The heartbreak feels unbearable.
Heartbreak is not Either/Or.
It is AND/BOTH.
Anyone trying to convince you that your heart should not break over people’s suffering is doing something other than love.
Love is And/Both. Suffering is And/Both. Our relentless commitment to you is this: In times of heartbreak, we will show up in the And/Both.
On 10/7, Israeli civilians were subjected to unimaginable acts of terror at the hands of Hamas, which killed at least 1,400 Israelis and took 199 hostages. It was the deadliest day for the Jewish people since the Holocaust, an atrocity in which the world’s silence allowed the genocide of 6 Million Jews. In towns bordering Gaza, Israelis continue to endure terrifying rocket fire.
We can never be silent when civilians die at the hands of terrorists.
We can never be silent when civilians die at the hands of F-16 bombs.
Since 10/7, at least 2,750 Palestinians have been killed at the hands of the Israeli government, and 2 million Gazans–half of whom are children–have been cut off from electricity, water, food, and humanitarian aid. 1.1 million, with no place to turn, were given 24 hours to flee their homes, amounting to what the UN calls a “death sentence” to those sick and injured in hospitals.

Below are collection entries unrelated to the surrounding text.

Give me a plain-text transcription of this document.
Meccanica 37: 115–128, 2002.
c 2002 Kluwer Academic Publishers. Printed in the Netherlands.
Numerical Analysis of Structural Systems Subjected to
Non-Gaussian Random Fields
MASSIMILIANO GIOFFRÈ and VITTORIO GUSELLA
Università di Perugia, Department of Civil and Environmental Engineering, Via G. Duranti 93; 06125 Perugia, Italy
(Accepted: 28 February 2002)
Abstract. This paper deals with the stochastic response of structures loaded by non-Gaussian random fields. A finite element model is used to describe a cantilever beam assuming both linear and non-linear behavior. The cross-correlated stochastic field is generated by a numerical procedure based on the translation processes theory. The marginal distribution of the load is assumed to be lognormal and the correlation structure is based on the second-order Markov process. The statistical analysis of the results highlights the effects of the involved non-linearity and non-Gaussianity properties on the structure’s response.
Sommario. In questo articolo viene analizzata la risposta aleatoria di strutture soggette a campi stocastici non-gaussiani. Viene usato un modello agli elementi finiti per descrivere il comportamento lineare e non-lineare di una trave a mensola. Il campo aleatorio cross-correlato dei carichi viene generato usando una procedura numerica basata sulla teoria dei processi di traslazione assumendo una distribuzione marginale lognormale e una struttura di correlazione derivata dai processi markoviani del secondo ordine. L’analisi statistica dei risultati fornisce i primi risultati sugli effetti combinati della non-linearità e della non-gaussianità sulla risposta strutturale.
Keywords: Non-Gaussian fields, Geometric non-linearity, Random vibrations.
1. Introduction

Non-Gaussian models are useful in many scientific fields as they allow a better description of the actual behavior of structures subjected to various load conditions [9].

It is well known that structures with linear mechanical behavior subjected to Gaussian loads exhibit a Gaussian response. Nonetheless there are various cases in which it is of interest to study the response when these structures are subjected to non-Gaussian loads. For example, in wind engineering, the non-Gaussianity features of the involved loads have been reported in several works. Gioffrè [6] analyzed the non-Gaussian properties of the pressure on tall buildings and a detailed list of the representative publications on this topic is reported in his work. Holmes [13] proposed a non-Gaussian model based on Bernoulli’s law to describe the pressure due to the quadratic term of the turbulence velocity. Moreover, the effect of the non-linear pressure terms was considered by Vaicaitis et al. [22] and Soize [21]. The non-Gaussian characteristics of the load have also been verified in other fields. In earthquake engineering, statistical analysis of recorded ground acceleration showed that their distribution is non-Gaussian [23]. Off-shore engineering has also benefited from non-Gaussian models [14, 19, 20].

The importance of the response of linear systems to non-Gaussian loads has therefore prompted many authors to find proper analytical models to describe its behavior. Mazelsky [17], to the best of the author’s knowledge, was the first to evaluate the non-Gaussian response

We can never be silent when people across the world are killed because of their faith or ethnicity. We can never be silent when it happens in our own nation.
Islamophobia kills. This weekend, an Illinois man–repeating genocidal war rhetoric–fatally stabbed a 6-year-old Palestinian-American boy and seriously wounded his mother.
Antisemitism kills. Antisemitic violence is at historic highs in the U.S. Jews comprise less than 2% of the U.S. population, but experience 51% of faith-based hate crimes.
We can not close ourselves off to heartbreak. We must live in And/Both. We must do what we can.
Together Rising invested $100,000 in The New Israel Fund and $100,000 in MECA to provide medical aid, clean water, food, and trauma support for civilians suffering unimaginable loss.
May we continue to show up for the hurting.
May our heartbreak make us more tender.